Bridging the Semantic Gaps: Improving Medical VQA Consistency with LLM-Augmented Question Sets
Yongpei Ma, Pengyu Wang, Adam Dunn, Usman Naseem, Jinman Kim
TL;DR
This work tackles MVQA consistency under linguistic variation by introducing Semantically Equivalent Question Augmentation (SEQA), which uses large language models to generate paraphrases that preserve semantics. It introduces TAR-SC alongside three diversity metrics (ANQI, ANQA, ANQS) and demonstrates dataset augmentation on SLAKE, VQA-RAD, and PathVQA, leading to improved accuracy and consistency after fine-tuning across three MVQA models. The study shows that combining semantic invariance with factual correctness yields a more reliable evaluation framework for medical VQA, with reported gains of approximately 19.35% in accuracy and 11.61% in TAR-SC on augmented data.

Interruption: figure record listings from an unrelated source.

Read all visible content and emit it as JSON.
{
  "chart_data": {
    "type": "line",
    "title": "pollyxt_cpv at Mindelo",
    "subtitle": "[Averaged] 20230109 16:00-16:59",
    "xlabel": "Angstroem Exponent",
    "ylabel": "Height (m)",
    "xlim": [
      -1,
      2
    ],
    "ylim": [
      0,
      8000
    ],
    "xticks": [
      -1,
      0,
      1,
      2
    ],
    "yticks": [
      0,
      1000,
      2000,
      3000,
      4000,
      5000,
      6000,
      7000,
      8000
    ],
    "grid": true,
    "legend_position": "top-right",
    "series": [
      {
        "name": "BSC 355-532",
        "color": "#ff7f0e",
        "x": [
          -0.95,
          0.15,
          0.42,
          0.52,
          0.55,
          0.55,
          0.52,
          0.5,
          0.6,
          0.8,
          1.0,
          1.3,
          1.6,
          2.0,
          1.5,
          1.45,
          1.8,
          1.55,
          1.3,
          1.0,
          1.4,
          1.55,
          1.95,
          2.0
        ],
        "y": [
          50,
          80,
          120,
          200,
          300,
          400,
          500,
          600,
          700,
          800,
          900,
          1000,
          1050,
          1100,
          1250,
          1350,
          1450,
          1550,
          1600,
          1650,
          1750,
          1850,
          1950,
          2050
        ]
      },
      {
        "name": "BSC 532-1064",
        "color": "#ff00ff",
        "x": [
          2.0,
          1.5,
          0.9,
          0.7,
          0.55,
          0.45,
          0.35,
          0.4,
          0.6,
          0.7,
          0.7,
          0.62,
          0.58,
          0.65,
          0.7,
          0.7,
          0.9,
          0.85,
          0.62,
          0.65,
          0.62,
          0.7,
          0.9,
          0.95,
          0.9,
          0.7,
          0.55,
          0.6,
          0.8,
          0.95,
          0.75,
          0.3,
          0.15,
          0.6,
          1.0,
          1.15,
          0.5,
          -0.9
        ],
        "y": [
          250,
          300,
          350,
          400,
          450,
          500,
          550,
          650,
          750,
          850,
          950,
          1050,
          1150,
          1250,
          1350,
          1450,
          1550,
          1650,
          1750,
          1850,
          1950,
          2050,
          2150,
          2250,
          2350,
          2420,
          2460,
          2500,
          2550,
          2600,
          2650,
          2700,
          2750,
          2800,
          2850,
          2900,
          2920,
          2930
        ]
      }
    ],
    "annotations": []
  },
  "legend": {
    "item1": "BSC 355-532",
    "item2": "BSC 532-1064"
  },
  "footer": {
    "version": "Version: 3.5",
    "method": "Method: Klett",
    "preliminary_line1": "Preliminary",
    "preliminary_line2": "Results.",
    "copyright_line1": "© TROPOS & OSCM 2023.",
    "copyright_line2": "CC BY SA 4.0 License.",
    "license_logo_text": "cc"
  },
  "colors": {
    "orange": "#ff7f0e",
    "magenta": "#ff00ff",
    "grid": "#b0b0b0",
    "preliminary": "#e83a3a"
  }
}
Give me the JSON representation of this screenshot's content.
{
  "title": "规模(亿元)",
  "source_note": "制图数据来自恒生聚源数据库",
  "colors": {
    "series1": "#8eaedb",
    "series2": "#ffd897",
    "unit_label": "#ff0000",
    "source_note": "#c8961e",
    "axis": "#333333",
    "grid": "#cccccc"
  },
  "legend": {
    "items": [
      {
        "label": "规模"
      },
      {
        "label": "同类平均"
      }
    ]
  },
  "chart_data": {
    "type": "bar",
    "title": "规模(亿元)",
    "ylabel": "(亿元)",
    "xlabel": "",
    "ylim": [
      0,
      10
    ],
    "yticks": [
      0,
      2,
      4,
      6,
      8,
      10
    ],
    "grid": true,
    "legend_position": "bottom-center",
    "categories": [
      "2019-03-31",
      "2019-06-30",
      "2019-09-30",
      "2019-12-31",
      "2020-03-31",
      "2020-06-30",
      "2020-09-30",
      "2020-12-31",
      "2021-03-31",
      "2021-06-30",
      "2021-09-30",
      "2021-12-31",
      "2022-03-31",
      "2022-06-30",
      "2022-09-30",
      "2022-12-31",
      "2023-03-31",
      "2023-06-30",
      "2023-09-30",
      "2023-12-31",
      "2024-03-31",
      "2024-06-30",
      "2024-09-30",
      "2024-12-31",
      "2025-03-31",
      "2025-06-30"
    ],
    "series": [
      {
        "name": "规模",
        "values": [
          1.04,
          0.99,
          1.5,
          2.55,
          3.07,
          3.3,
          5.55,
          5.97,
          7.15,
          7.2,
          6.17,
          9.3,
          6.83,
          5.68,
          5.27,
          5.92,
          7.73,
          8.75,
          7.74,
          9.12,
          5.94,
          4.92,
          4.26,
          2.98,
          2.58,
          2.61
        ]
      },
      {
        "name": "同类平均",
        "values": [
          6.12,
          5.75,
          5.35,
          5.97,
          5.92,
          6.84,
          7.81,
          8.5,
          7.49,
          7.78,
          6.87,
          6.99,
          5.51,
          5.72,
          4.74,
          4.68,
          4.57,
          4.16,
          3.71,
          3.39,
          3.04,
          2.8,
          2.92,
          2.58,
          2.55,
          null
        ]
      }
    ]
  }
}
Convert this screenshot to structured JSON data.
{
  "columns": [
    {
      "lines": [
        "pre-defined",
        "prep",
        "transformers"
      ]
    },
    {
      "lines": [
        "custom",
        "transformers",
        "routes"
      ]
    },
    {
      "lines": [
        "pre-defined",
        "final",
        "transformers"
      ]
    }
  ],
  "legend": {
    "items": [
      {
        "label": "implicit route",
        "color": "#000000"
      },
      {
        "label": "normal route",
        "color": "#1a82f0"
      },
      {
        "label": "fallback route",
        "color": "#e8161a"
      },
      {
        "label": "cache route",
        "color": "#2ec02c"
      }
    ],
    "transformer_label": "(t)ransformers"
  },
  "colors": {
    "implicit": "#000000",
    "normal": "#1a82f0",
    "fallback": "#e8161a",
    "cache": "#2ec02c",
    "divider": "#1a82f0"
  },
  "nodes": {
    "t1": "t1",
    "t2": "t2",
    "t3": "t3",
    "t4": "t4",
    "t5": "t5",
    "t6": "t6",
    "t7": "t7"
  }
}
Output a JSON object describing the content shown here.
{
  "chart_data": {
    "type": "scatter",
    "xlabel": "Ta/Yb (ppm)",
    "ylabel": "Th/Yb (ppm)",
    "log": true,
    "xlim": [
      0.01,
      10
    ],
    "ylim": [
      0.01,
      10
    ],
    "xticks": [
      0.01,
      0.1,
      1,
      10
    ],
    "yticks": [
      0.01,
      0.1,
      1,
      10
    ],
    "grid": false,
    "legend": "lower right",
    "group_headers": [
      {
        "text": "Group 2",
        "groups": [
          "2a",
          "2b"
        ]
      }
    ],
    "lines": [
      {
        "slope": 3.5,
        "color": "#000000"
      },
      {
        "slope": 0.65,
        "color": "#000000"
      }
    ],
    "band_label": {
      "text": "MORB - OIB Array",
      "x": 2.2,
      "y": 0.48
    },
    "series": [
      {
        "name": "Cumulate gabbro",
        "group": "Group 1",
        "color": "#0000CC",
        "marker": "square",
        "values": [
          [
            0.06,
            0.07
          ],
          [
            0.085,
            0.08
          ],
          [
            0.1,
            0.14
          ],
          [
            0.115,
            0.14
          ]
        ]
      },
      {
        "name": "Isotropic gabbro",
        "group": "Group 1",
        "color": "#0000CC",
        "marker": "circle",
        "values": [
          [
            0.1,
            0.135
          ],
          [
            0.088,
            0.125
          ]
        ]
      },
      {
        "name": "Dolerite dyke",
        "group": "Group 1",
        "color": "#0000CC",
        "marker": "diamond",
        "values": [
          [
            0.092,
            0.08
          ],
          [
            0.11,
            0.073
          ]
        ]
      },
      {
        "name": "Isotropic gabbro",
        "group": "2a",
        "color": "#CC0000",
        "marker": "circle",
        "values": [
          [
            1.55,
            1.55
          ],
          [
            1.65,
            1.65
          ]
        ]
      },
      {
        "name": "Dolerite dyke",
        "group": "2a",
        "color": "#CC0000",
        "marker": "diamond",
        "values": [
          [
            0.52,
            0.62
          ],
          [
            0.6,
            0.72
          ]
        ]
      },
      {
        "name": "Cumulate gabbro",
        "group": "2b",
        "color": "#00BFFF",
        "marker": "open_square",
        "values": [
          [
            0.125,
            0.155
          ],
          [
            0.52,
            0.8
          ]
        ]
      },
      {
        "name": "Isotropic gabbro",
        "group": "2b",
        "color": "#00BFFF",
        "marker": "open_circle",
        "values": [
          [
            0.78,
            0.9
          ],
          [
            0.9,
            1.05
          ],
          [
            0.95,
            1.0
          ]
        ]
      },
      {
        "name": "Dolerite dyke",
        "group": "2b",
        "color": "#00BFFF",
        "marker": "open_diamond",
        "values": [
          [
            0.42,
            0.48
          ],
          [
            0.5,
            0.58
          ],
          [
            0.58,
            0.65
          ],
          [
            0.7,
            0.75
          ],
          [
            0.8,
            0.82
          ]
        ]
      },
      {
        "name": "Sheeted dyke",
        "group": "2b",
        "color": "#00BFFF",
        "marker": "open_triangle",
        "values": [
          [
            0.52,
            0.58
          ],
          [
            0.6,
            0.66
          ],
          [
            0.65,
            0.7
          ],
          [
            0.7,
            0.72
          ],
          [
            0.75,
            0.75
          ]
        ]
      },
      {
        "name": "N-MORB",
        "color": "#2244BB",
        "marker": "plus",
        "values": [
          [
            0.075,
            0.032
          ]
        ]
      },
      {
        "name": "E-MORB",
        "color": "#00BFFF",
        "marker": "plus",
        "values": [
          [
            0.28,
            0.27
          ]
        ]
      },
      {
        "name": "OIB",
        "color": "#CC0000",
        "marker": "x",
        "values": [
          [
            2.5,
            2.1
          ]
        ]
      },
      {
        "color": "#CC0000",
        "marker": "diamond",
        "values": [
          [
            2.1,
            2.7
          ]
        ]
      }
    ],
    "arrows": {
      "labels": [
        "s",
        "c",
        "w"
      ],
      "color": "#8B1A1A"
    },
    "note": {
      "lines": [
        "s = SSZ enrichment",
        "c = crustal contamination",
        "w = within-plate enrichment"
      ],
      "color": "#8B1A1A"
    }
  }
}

These findings highlight the practical benefits of paraphrase-aware data augmentation for clinical reasoning and provide a blueprint for evaluating semantic robustness in MVQA systems.
Abstract
Medical Visual Question Answering (MVQA) systems can interpret medical images in response to natural language queries. However, linguistic variability in question phrasing often undermines the consistency of these systems. To address this challenge, we propose a Semantically Equivalent Question Augmentation (SEQA) framework, which leverages large language models (LLMs) to generate diverse yet semantically equivalent rephrasings of questions. Specifically, this approach enriches linguistic diversity while preserving semantic meaning. We further introduce an evaluation metric, Total Agreement Rate with Semantically Equivalent Input and Correct Answer (TAR-SC), which assesses a model's capability to generate consistent and correct responses to semantically equivalent linguistic variations. In addition, we also propose three other diversity metrics - average number of QA items per image (ANQI), average number of questions per image with the same answer (ANQA), and average number of open-ended questions per image with the same semantics (ANQS). Using the SEQA framework, we augmented the benchmarked MVQA public datasets of SLAKE, VQA-RAD, and PathVQA. As a result, all three datasets achieved significant improvements by incorporating more semantically equivalent questions: ANQI increased by an average of 86.1, ANQA by 85.1, and ANQS by 46. Subsequent experiments evaluate three MVQA models (M2I2, MUMC, and BiomedGPT) under both zero-shot and fine-tuning settings on the enhanced datasets. Experimental results in MVQA datasets show that fine-tuned models achieve an average accuracy improvement of 19.35%, while our proposed TAR-SC metric shows an average improvement of 11. 61%, indicating a substantial enhancement in model consistency.